Mary Lou Jepsen, a key figure in Facebook's virtual reality ambitions, is leaving the social-networking giant after a little more than a year on the job to focus on curing diseases.
Jepsen, the executive director of engineering at Facebook and the head of display tech at its Oculus virtual reality arm, announced her resignation Thursday evening at the Anita Borg Women of Vision Awards, in Santa Clara, California. Jepsen said she is turning her attention to curing diseases using MRI images in the form of a consumer wearable.
"I'm setting off in a new direction," she told a room full of attendees. "I never stopped dreaming of how to create a wearable to communicate with our thoughts, how to do this at consumer electronics pricing. I want to get this to every doctor in the world."

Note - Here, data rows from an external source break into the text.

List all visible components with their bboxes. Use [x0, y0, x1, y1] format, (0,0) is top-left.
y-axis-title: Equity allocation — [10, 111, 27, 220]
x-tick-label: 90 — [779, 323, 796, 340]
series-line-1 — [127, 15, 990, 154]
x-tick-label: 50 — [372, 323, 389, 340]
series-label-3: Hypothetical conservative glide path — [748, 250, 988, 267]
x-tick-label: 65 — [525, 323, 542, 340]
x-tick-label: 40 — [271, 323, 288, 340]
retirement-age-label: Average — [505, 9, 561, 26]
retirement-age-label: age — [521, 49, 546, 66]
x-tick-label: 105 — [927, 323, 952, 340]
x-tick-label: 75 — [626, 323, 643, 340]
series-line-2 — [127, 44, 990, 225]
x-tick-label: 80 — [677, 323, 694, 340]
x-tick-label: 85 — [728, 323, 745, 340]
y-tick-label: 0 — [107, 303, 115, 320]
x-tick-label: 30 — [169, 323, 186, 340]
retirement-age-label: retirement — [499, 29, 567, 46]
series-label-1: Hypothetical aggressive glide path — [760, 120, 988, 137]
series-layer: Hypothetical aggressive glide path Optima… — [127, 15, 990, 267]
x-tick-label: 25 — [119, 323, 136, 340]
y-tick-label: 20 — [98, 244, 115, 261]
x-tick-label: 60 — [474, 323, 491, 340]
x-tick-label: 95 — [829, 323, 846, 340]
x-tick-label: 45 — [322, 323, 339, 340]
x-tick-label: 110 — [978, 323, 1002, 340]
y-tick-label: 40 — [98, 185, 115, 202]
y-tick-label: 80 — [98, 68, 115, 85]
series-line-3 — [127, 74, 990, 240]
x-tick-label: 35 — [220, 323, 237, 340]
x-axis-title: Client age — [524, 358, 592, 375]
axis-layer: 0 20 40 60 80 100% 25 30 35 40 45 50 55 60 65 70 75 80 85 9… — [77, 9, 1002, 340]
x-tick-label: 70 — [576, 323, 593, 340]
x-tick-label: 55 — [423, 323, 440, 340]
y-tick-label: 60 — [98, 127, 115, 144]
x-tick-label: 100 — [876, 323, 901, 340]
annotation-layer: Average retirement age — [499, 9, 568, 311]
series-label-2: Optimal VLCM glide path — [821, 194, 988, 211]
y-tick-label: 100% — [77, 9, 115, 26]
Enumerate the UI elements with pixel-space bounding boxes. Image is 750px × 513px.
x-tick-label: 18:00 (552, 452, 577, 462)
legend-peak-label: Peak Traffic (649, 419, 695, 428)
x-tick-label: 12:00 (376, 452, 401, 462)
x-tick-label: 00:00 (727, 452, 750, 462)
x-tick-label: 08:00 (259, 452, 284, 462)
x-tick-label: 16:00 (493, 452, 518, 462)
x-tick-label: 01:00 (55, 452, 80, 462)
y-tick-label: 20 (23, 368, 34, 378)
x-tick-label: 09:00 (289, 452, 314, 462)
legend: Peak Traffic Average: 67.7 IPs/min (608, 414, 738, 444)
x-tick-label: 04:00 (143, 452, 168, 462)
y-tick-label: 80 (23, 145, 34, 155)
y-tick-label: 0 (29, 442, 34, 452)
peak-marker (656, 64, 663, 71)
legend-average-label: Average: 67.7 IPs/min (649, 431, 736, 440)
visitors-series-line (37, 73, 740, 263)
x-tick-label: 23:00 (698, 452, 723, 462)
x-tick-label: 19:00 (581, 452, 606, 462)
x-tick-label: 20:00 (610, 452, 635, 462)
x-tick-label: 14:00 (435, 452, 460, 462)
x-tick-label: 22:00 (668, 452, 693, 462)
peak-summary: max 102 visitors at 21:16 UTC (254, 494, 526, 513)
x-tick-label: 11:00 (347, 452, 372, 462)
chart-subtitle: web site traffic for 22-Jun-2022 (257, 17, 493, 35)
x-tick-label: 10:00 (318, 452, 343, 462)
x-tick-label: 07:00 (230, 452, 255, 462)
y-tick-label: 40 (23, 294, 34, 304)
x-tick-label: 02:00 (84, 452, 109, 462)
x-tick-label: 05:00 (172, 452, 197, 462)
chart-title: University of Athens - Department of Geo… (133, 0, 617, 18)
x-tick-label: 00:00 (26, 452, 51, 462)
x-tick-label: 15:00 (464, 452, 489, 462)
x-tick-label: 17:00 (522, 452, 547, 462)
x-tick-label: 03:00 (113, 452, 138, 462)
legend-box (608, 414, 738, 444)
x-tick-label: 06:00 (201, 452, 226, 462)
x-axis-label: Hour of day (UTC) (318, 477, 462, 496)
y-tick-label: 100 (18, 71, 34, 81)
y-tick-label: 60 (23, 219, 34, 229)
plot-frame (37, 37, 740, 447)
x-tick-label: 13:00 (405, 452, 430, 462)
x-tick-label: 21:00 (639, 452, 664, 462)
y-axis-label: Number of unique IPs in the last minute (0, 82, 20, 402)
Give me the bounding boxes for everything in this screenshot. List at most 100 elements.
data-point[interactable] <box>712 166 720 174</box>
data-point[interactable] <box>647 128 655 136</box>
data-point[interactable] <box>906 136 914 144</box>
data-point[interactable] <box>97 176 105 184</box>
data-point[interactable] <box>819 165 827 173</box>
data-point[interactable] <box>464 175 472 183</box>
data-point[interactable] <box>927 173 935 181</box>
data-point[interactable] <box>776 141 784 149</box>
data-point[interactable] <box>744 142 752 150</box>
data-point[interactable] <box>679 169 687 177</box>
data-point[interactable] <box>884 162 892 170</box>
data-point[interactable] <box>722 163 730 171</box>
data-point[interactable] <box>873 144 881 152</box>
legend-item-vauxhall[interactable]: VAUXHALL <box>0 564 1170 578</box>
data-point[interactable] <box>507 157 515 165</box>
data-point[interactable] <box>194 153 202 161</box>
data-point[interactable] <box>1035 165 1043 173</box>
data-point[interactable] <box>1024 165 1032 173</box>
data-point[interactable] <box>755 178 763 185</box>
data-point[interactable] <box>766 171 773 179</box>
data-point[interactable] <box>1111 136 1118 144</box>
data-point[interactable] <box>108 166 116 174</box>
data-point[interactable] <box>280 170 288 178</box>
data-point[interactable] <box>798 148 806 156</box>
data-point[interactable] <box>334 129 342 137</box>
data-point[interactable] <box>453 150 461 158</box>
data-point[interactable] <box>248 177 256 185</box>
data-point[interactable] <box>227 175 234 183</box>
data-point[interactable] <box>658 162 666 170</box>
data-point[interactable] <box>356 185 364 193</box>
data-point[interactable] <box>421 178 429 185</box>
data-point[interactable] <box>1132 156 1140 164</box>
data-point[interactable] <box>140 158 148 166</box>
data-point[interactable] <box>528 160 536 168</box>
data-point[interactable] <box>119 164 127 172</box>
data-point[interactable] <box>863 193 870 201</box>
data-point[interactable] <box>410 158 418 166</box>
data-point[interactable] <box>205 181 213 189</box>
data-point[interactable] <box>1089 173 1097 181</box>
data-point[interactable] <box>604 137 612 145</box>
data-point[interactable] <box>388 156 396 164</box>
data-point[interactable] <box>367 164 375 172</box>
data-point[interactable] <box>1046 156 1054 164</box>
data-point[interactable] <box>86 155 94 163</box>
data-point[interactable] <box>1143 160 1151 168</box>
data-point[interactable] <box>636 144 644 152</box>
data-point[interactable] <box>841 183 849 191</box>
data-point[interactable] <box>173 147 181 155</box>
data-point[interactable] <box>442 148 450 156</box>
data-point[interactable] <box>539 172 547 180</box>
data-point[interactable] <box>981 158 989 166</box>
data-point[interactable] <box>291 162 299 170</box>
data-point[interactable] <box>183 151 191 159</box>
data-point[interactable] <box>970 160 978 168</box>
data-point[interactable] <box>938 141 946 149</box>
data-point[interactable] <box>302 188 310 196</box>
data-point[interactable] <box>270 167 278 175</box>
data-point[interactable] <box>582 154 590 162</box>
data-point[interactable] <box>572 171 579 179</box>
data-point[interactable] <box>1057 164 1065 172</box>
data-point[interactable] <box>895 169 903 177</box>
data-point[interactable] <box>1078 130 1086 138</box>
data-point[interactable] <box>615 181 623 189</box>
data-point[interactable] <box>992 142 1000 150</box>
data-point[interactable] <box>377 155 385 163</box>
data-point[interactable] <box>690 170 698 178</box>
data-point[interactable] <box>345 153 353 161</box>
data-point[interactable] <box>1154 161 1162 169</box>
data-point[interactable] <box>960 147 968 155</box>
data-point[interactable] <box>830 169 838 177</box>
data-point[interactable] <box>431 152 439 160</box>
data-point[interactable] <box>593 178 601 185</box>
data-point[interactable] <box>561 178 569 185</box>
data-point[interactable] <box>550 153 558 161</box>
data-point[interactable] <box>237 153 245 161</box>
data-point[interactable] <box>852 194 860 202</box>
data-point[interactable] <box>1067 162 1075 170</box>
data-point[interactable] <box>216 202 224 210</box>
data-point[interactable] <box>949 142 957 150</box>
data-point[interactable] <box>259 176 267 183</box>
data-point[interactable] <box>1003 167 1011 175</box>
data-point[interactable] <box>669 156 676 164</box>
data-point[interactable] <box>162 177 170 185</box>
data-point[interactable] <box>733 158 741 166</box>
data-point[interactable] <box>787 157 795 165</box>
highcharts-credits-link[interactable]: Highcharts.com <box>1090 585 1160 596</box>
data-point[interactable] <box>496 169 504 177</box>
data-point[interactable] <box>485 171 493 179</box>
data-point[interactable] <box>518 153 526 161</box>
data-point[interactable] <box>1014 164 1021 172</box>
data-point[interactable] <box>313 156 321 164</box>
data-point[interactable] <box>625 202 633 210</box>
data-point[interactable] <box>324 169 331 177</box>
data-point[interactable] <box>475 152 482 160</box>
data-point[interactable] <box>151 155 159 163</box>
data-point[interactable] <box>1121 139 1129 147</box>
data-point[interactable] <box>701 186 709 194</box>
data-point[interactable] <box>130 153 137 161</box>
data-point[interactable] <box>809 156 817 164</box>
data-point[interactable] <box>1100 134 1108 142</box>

Jepsen is no stranger to charitable causes. She was a co-founder of the One Laptop Per Child, an initiative that aims to provide low-cost laptops to children in developing countries, as well as lead inventor and architect of the $100 laptop.
Oculus applauded the direction Jepsen had chosen.
"We wish Mary Lou all the best as she pursues her passion to change the world with next-generation medical technologies," Oculus said in a statement. "We're very excited to see what she invents next."
Jepsen's departure comes as Facebook ramps up its emphasis on virtual reality, a burgeoning field that promises to transport headset-wearing users to immersive, computer-generated environments, be it floating through outerspace or walking with dinosaurs.
But Facebook CEO Mark Zuckerberg has much grander visions. He sees a future where education, communication and entertainment take place inside virtual worlds that we all see through these headsets.
Before joining the virtual reality startup acquired by Facebook two years ago, Jepsen spent three years running the Display Division at Google X, the company's advanced projects lab. While at Google, Jepsen also worked on two of the lab's so-called "moon shot" projects, reporting directly to Google co-founder Sergey Brin, according to her resume.
CNET's Rochelle Garner contributed to this report.